Four in five Americans believe the average level of student loan debt is too high to justify going to college, according to a new survey.

The survey, by Country Financial, found Americans growing increasingly wary of student loan debts and the value of college as a financial investment. Eighty-one percent of the survey respondents said that the average level of student loan debt, pegged at $29,000 for 2012 by the U.S. Department of Education, is just too much to justify the expense.

Steep tuition hikes are contributing to doubts about the financial value of attending college, especially with many states jacking up tuition at public colleges and universities to help cope with budget deficits. Twenty-six percent of the 3,000 Americans surveyed said that given the rising costs, a college education is just not a good investment, up seven percentage points from 2010. Country Financial said that was the greatest number of people who felt this way in the survey’s four-year history. Since 2008, the proportion of people who believe college is a good investment has dropped from 81 percent to 58 percent.

A 78 percent majority said children should work at a part-time job to help pay for college. Nearly half of those surveyed (46 percent) said it was more important to save for their own retirement than to invest in a child's college education, up three points from 2010 and four points from 2009.
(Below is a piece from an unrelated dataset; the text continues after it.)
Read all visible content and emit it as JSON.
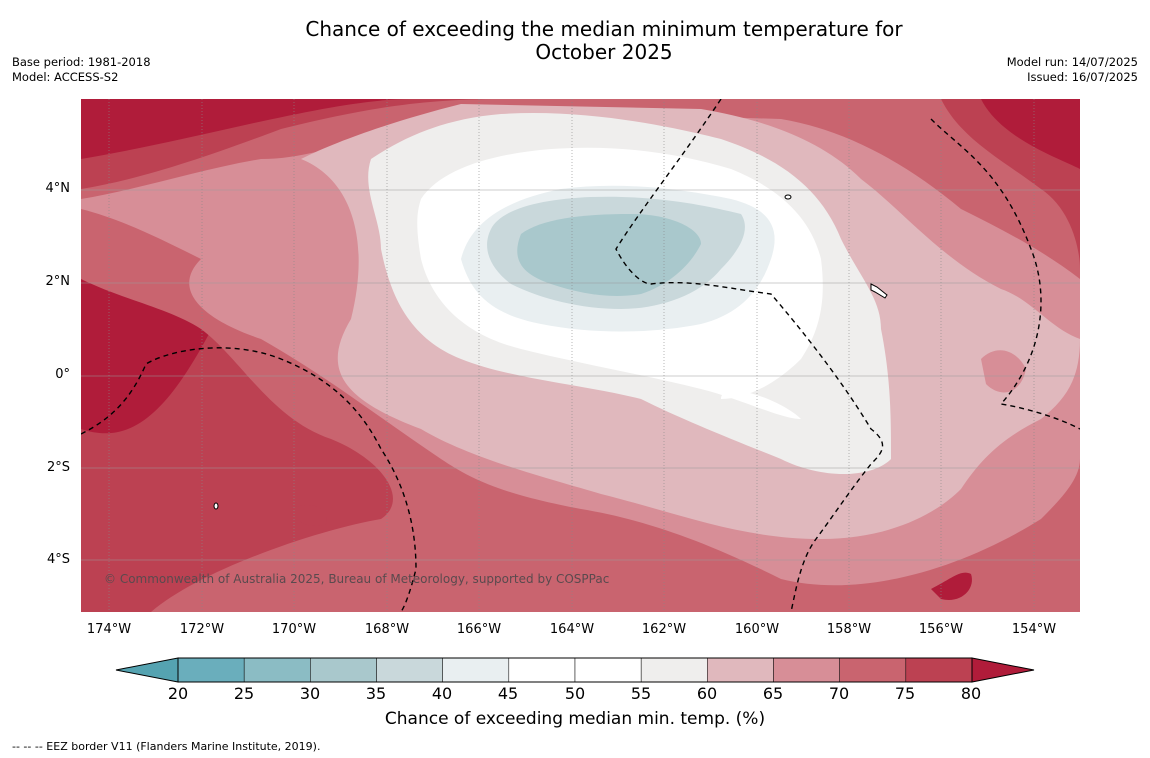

The Gen Y adults aged 18-29 who were surveyed said they actually expect to assume a greater burden of paying for a college education than people in previous generations had to pay. They were more likely than older adults to say that saving for a child’s education (66 percent) was more important than saving for retirement (18 percent), while other age groups said the opposite. Just 58 percent of the Gen Y respondents said that children should get a part-time job to help pay for some college costs, at least 20 points lower than any other age group.

Only 23 percent of the Gen Y respondents said their parents should pay the entire bill for a child’s college education. That was two percentage points higher than in 2010 and at least eight points higher than other age groups.